The Insolvency Service has revealed that 119,850 people were declared insolvent in 2011, which is a 11.3% decrease on the record high of 2010. However, the number of companies going bust edged up by 1.3% compared with last year. The figures show that, for the first time, there were more IVAs than bankruptcies. Andrew Smith of ClearDebt believes this is because IVAs are now being arranged at much lower levels of debt than ever before. There was also a marked increase in Debt Relief Orders. There were 28,949 in 2011 of this newer method of insolvency generally used for lower levels of debt.

Nick O’Reilly of HW Fisher cautioned: “To qualify for a DRO, a person must have relatively small debts of less than £15,000. But there is every chance that those struggling with DROs now could slip into insolvency proper.” Ian Gould of PKF said that the surge in corporate insolvencies hadn’t hit yet.

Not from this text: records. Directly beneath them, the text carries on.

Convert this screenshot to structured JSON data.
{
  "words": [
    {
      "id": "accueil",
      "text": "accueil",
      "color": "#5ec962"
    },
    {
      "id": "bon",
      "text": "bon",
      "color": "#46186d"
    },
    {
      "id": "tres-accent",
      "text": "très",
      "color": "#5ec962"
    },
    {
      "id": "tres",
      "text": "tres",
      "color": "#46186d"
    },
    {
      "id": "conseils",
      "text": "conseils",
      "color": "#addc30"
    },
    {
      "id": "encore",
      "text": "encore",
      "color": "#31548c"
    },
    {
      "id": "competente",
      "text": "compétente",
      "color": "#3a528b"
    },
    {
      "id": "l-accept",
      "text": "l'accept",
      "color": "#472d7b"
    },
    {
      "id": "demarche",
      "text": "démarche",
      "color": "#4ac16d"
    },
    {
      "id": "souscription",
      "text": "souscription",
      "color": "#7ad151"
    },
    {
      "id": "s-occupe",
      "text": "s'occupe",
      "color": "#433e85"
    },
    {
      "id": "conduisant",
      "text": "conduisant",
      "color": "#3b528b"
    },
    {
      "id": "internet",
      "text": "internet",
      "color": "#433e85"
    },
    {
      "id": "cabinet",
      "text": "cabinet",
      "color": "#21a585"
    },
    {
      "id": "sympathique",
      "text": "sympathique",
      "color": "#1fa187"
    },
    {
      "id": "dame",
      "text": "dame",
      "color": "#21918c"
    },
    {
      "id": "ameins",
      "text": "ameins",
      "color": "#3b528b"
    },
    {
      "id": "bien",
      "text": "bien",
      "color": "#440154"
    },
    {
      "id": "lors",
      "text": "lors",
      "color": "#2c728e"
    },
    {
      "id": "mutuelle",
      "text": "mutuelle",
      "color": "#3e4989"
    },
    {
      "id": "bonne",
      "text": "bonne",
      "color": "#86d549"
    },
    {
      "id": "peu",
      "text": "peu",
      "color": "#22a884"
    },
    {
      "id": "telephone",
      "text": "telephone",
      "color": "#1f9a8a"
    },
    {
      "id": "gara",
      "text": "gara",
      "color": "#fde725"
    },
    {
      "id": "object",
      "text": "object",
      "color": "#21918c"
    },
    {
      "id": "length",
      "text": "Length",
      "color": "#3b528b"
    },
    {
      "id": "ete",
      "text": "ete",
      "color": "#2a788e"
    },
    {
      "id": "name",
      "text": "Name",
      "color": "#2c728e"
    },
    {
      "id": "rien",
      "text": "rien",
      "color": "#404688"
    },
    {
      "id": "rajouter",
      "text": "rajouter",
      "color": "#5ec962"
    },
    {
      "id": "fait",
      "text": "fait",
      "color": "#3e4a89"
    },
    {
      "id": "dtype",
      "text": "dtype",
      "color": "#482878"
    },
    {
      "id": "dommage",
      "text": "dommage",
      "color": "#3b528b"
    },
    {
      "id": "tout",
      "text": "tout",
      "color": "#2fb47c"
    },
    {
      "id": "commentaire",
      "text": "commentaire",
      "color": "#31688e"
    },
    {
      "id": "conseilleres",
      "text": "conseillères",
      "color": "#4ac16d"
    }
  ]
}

Peter Cooper at Baker Tilly thinks it may have in the hotels and licensed sector where administrations have climbed by 19% in 2011. Hotels are primarily responsible for the increase. Frances Coulson of R3 thought that 2012 would be a difficult year too. Matt Henderson of Johnston Carmichael was concerned over the prevalence of liquidations in Scotland because “unlike other types of insolvency such as administration, it is not designed to save businesses.”